J'embrayai doucement, la corde se tendit mais rien ne bougea et rapidement elle se brisa. On la doubla. Je dus alors faire patiner l'embrayage (qui dégagea une forte odeur de ferrodo brûlé) pour que l'ensemble Alfa + chameau avançât quelque peu; une fois la rupture d'adhérence faite, on vit alors les longues pattes s'extraire de leur gangue anthracite. Je m'arrêtai. Le chameau voulut se redresser sur ses pattes flageolantes mais s'enlisa de nouveau ... et rebelote ! Enfin nous le sortîmes. Il resta plusieurs minutes avant de pouvoir se lever.
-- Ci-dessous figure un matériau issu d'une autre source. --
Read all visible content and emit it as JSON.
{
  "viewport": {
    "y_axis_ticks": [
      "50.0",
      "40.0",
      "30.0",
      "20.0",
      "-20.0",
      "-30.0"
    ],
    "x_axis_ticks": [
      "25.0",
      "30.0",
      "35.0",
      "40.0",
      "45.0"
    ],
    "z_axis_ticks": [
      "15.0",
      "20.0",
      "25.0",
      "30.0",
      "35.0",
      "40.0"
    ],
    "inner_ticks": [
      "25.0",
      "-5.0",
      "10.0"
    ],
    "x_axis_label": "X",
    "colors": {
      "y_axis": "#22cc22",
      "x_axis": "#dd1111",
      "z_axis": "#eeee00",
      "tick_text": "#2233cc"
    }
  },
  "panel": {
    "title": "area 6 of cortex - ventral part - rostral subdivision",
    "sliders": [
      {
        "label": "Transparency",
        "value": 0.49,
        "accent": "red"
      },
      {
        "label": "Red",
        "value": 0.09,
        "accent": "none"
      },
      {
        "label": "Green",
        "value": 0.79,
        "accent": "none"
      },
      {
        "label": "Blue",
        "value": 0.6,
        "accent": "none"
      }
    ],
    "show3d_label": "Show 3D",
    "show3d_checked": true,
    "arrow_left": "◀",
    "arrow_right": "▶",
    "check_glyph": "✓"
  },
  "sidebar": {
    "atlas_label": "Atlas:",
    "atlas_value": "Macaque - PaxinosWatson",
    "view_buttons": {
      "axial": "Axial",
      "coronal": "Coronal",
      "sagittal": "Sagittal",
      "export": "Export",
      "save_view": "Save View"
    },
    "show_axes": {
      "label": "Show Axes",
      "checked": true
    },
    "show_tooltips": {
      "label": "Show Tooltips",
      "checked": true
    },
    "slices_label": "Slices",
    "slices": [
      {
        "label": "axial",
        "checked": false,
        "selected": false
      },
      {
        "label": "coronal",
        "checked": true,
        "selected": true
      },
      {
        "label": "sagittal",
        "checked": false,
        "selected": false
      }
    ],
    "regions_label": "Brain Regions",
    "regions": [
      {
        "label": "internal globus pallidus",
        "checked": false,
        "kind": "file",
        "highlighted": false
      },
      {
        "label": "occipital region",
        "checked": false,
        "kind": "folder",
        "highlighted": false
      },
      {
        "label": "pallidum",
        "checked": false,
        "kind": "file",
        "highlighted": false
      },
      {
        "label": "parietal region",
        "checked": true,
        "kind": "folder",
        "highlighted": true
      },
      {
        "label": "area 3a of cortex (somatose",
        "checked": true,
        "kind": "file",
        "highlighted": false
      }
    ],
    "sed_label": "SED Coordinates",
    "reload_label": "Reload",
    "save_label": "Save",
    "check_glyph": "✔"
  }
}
Sur le chemin du retour, la tête toujours remplie de cet épisode, comme pour nous sensibiliser, nous vîmes le cadavre d'une chèvre qui avait péri de cette manière. Mes amis et moi, nous rappelâmes alors que deux ans auparavant nous avions sauvé une chèvre des mêmes conditions de mort affreuse par enlisement, en ramassant - autant que faire se peut dans ces régions - des branches d'arbustes avec lesquelles nous avions fait un pont sur la vase, sur lequel nous nous étions hasardés pour sortir la chèvre. Le cri de la bête qui va mourir et qui vous implore est toujours poignant; une bête qui souvent est affaiblie par la soif et qui sait normalement d'instinct qu'elle ne doit pas s'approcher de ces zones dangereuses où la mort vous aspire par les pattes.